What Is Live Migration?
Live Migration is the equivalent of vMotion. The purpose of this feature is to move virtual machines from one location to another without any downtime. Well, that’s the perception of Live Migration and vMotion. As anyone who as ever used these features in a lab will know, there is actually some downtime when vMotion or Live Migration are used. A better definition would be: Live Migration (or vMotion) allows you to move virtual machines without losing service availability. That’s a very subtle difference in definitions, which we will explain later on in this article.
The purpose of Live Migration is flexibility. Virtual machines are abstracted from the hardware on which they run. This flexibility allows us to match our virtual machines to our resources and to replace hardware more easily. It makes IT and the business more agile and response – all without impacting on the operations of the business.
Back to Basics
Often there is confusion between Live Migration and high availability (HA). This is due to the fact that Live Migration (and vMotion) historically required a host cluster with shared storage. But things have changed, and it’s important to understand the differences between Live Migration and HA.
Live Migration is a proactive operation. Maybe an administrator wants to power down a host and is draining it of virtual machines. The process moves the virtual machines, over a designated Live Migration network, with no drop in services availability. Maybe System Center wants to load balance virtual machines (VMM Dynamic Optimization). Live Migration is a planned and preventative action – virtual machines move with no downtime to service availability.
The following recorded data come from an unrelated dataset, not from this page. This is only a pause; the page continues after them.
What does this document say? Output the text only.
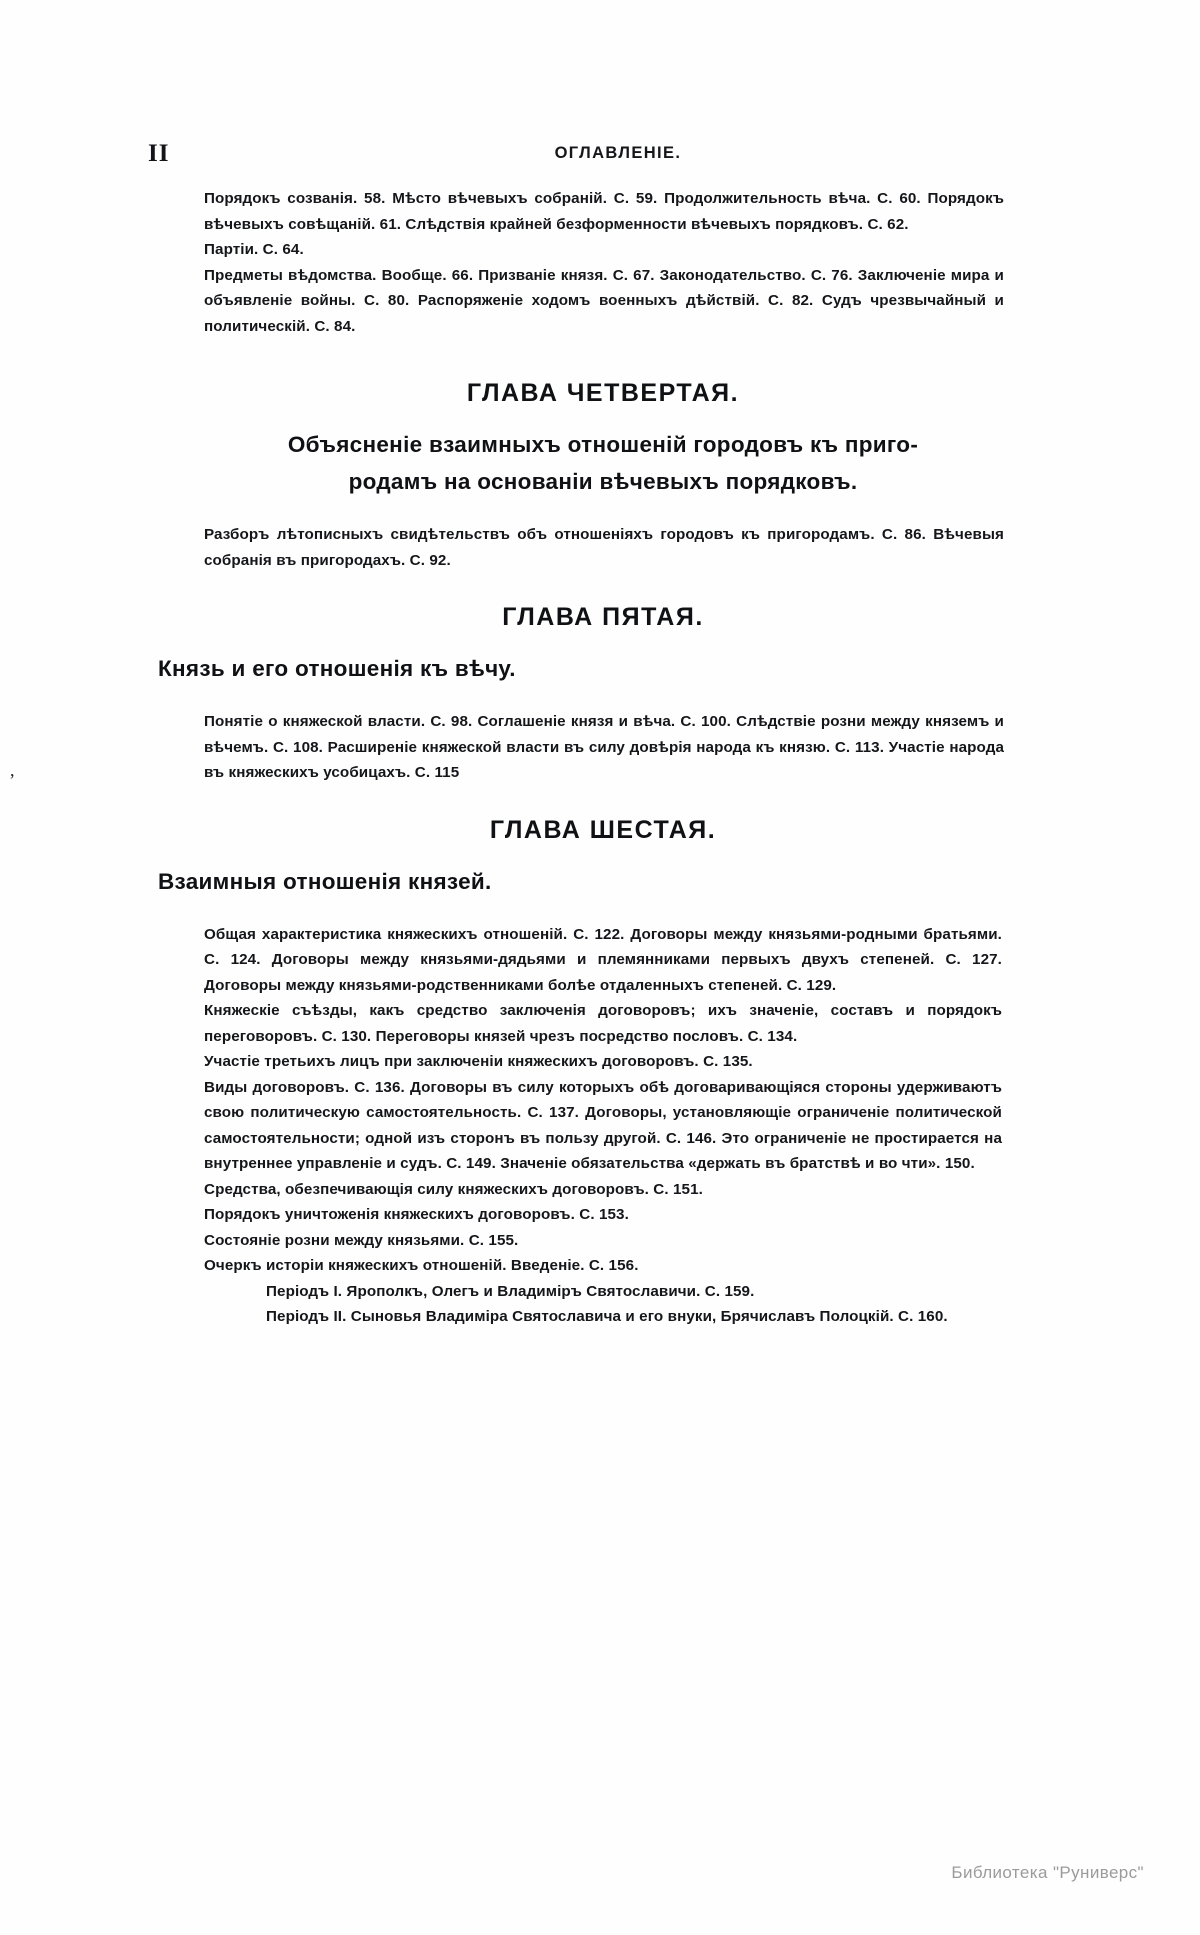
II	ОГЛАВЛЕНІЕ.

Порядокъ созванія. 58. Мѣсто вѣчевыхъ собраній. С. 59. Продолжительность вѣча. С. 60. Порядокъ вѣчевыхъ совѣщаній. 61. Слѣдствія крайней безформенности вѣчевыхъ порядковъ. С. 62.

Партіи. С. 64.

Предметы вѣдомства. Вообще. 66. Призваніе князя. С. 67. Законодательство. С. 76. Заключеніе мира и объявленіе войны. С. 80. Распоряженіе ходомъ военныхъ дѣйствій. С. 82. Судъ чрезвычайный и политическій. С. 84.

ГЛАВА ЧЕТВЕРТАЯ.
Объясненіе взаимныхъ отношеній городовъ къ приго-
родамъ на основаніи вѣчевыхъ порядковъ.

Разборъ лѣтописныхъ свидѣтельствъ объ отношеніяхъ городовъ къ пригородамъ. С. 86. Вѣчевыя собранія въ пригородахъ. С. 92.

ГЛАВА ПЯТАЯ.
Князь и его отношенія къ вѣчу.

Понятіе о княжеской власти. С. 98. Соглашеніе князя и вѣча. С. 100. Слѣдствіе розни между княземъ и вѣчемъ. С. 108. Расширеніе княжеской власти въ силу довѣрія народа къ князю. С. 113. Участіе народа въ княжескихъ усобицахъ. С. 115

ГЛАВА ШЕСТАЯ.
Взаимныя отношенія князей.

Общая характеристика княжескихъ отношеній. С. 122. Договоры между князьями-родными братьями. С. 124. Договоры между князьями-дядьями и племянниками первыхъ двухъ степеней. С. 127. Договоры между князьями-родственниками болѣе отдаленныхъ степеней. С. 129.

Княжескіе съѣзды, какъ средство заключенія договоровъ; ихъ значеніе, составъ и порядокъ переговоровъ. С. 130. Переговоры князей чрезъ посредство пословъ. С. 134.

Участіе третьихъ лицъ при заключеніи княжескихъ договоровъ. С. 135.

Виды договоровъ. С. 136. Договоры въ силу которыхъ обѣ договаривающіяся стороны удерживаютъ свою политическую самостоятельность. С. 137. Договоры, установляющіе ограниченіе политической самостоятельности; одной изъ сторонъ въ пользу другой. С. 146. Это ограниченіе не простирается на внутреннее управленіе и судъ. С. 149. Значеніе обязательства «держать въ братствѣ и во чти». 150.

Средства, обезпечивающія силу княжескихъ договоровъ. С. 151.

Порядокъ уничтоженія княжескихъ договоровъ. С. 153.

Состояніе розни между князьями. С. 155.

Очеркъ исторіи княжескихъ отношеній. Введеніе. С. 156.

Періодъ I. Ярополкъ, Олегъ и Владиміръ Святославичи. С. 159.

Періодъ II. Сыновья Владиміра Святославича и его внуки, Брячиславъ Полоцкій. С. 160.

,
Библиотека "Руниверс"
High availability, on the other hand, is reactive and unplanned. HA is the function of failover clustering in the Windows Server world. Hosts are clustered and virtual machines are marked as being highly available. Those virtual machines are stored on some shared storage, such as a SAN, a shared Storage Pool, or a common SMB 3.0 share. If a host fails, all of the virtual machines there were running on it stop. The other hosts in the cluster detect the failure via failed heartbeats. The remaining hosts failover the virtual machines that were on the now dead host. Those failed over virtual machines automatically power up. You’ll note that there is downtime.
Read those two paragraphs again. There was no mention of failover clustering when Live Migration was discussed as a planned operation. Windows Server 2012 Hyper-V Live Migration does not require failover clustering: You can do Live Migration without the presence of a cluster. However, HA is the reason that failover clustering exists.
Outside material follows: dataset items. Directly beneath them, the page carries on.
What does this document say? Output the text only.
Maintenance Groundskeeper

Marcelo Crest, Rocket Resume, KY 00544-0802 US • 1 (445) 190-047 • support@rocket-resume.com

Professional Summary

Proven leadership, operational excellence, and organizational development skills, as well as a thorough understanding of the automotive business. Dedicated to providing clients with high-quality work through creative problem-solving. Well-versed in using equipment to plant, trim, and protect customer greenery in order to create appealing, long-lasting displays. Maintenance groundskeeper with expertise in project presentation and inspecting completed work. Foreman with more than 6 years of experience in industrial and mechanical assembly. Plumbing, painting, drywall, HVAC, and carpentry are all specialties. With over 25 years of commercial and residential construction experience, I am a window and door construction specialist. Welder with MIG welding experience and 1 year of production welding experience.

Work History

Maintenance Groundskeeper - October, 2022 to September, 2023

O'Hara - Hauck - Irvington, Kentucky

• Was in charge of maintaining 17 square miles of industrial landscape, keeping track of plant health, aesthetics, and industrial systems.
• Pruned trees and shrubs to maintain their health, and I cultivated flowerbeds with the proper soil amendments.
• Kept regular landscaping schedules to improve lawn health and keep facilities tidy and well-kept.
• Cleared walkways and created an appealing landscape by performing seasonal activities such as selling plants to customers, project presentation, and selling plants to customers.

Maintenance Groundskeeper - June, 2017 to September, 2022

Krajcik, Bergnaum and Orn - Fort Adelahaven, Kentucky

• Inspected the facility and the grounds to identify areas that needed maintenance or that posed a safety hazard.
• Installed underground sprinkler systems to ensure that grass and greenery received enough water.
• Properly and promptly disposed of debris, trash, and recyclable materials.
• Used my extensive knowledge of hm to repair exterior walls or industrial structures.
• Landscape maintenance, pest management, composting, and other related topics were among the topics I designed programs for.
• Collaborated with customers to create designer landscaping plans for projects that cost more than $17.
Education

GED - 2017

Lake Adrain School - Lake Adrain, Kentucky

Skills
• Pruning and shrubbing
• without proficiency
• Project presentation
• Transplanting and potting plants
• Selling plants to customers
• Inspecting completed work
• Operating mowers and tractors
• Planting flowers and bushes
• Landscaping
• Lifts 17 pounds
Promises of Live Migration
There are two very important promises made by Microsoft when it comes to Live Migration:
- The virtual machine will remain running no matter what happens. Hyper-V Live Migration does not burn bridges. The source copy of a virtual machine and its files remain where they are until a move is completed and verified. If something goes wrong during the move, the virtual machine will remain running in the source location. Those who stress-tested Live Migration in the beta of Windows Server 2012 witnessed how this worked. It is reassuring to know that you can move mission critical workloads without risk to service uptime.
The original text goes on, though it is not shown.